Director: Federico Fellini
Writer: Federico Fellini, Tullio Pinelli, and Ennio Flaiano; Story by Michelangelo Antonioni, Federico Fellini, Tullio Pinelli
Cinematographer: Arturo Gallea
Producer: Luigi Rovere
by Jon Cvack
With a signature magical realism style that would carry on throughout most of Fellini's major works, it’s no surprise that his first film would contain the same elements. It was the director’s solo feature debut, having co-directed Variety Lights with Alberto Lattuada two years prior, and for a debut, it’s no wonder that Fellini would rocket to the top of world cinema. It’s a lean 86 minute film that cuts straight to the good stuff and doesn’t relent until the very last minute; full of all the memorable characters you’d expect from Fellini - even Giulietta Masina.

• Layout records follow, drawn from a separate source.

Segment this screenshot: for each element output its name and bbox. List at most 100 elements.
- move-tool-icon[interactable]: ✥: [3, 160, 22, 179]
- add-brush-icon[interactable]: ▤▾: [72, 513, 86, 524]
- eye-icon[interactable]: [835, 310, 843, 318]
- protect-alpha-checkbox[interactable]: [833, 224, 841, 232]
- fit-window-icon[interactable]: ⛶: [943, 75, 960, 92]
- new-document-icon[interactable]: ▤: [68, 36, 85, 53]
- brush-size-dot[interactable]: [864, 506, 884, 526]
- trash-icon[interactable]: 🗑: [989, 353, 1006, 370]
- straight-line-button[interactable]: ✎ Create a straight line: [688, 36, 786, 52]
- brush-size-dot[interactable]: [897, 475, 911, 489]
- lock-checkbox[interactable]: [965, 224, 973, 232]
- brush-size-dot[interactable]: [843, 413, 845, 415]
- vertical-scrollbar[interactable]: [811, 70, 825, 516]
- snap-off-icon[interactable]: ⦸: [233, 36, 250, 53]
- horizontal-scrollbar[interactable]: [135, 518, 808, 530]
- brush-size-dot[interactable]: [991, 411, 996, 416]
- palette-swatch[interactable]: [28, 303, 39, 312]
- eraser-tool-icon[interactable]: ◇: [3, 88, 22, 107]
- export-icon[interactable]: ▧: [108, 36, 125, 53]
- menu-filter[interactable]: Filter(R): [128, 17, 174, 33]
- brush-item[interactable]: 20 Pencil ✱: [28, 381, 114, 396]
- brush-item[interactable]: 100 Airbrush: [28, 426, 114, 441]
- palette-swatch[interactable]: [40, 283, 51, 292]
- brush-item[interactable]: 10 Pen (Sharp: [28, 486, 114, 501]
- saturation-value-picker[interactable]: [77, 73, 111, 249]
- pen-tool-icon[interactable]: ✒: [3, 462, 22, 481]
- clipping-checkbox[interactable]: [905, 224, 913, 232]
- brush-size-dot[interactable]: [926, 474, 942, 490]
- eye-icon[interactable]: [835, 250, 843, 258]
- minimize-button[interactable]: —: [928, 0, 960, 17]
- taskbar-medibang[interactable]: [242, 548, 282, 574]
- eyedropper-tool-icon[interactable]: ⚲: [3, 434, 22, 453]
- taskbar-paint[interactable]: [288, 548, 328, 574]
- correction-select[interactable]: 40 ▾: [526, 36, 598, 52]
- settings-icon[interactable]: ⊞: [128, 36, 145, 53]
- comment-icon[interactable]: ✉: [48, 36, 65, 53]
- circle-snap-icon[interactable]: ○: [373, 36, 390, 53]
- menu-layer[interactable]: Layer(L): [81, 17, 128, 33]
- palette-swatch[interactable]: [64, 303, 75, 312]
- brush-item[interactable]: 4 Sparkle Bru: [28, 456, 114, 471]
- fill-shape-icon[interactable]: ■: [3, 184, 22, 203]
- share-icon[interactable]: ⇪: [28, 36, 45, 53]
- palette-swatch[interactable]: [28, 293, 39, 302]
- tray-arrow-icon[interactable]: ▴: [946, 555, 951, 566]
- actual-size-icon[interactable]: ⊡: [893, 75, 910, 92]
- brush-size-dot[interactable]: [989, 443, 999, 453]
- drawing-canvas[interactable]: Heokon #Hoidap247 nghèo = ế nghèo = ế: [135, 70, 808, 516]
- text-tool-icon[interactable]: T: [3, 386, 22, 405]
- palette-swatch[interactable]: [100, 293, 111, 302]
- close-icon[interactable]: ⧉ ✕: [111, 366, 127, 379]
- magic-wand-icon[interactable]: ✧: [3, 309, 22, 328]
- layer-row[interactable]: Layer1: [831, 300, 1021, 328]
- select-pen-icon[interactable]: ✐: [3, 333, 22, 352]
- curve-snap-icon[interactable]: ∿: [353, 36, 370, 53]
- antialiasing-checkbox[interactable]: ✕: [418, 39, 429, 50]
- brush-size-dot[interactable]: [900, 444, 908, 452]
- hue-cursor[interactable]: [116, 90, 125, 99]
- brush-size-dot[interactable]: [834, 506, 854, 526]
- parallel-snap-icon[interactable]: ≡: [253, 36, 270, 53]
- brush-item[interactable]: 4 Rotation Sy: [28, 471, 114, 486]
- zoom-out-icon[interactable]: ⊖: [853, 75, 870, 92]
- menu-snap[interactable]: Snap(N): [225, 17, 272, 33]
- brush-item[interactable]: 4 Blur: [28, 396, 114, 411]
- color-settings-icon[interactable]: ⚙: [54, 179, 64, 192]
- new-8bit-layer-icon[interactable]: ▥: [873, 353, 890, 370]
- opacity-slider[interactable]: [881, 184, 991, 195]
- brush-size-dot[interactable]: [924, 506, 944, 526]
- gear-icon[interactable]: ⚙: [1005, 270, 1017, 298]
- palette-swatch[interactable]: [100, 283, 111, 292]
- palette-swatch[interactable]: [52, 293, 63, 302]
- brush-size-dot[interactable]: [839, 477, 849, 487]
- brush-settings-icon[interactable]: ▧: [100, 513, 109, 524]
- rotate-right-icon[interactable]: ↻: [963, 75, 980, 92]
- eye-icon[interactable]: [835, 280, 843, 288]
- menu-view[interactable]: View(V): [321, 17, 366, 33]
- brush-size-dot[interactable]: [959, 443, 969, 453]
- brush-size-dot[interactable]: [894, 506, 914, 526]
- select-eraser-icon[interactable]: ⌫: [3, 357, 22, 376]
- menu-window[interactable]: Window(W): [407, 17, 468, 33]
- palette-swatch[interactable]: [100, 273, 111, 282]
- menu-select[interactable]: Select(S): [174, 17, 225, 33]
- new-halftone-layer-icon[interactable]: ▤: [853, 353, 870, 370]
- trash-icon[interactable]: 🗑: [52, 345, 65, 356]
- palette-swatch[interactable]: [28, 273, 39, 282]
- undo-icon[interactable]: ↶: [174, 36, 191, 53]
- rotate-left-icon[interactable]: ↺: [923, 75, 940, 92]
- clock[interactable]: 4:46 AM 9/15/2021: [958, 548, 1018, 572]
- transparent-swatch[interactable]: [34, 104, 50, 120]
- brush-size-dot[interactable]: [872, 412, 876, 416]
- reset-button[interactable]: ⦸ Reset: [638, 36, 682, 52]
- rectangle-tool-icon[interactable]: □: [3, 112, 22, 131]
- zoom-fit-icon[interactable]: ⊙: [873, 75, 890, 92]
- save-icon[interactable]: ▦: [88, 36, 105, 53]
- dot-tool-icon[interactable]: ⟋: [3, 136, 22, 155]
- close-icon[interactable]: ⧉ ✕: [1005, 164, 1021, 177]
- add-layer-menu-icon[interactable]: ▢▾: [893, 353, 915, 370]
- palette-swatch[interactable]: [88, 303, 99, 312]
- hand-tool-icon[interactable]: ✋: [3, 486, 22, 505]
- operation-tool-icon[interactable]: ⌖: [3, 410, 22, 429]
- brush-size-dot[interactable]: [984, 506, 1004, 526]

The story involves newlywed couple Wanda (Brunella Bovo) and Ivan (Leopold Trieste) who arrive in Rome to celebrate their honeymoon. Ivan’s family then comes arrives in town the next day in order to meet the new bride. Ivan is an anxious and high-strung man, clearly out of Wanda’s league and all them more anxious because of it. He likes to keep a tight control on things, planning out each day to the hour. Obsessed with “The White Sheik” soap opera photo story (think a comic book that uses actual photographs), specifically the title character. When The White Sheik arrives in town for the latest production, Wanda convinces Ivan to run her a bath, which she then ditches to go and try and meet her obsession.
Her journey is successful, as she’s taken away with the wild and magical production and they head to the beach in order to shoot the story’s latest installment. As Fellini does best, we get to watch as these fascinating characters operate behind the scenes, with their temperaments and colorful personalities creating chaos, shining in each and every moment. Eventually Wanda is able to meet The White Sheik (Alberto Sordi), discovering a towering and lecherous man who’s anxious to seduce his newfound superfan. Soon the two end up alone on a boat, where Wanda gets to see her celebrity crush as the scumbag he really is. She quickly leaves the production, begrimed and embarrassed, attempting to kill herself and ending up in a mental institution.
Meanwhile, Ivan does all he can to try and find her, finding a mistakenly suggestive letter to the “White Sheik”, ending up at the police who offer little help. His parents arrive the next day to meet the bride, forcing Ivan to create every excuse in the book in order to prevent embarrassment; made all the worse by his family’s piety and determination to see the pope before they leave.
Looking at the trivia, it turns out that Woody Allen’s recent 2012 To Rome With Love stole this exact plot line. The White Sheik is a perfect romantic comedy, offering all you’d want from the master, balancing irreverent humor with great heart. From the leads to the minute supporting roles, each character in White Sheik is memorable, with Leopoldo Trieste stealing the entire show; possessing a magnificent ability to play such a goofy role with such heart, as each new scene punches his personality up just a little bit more than before. It’s a funny and fast film.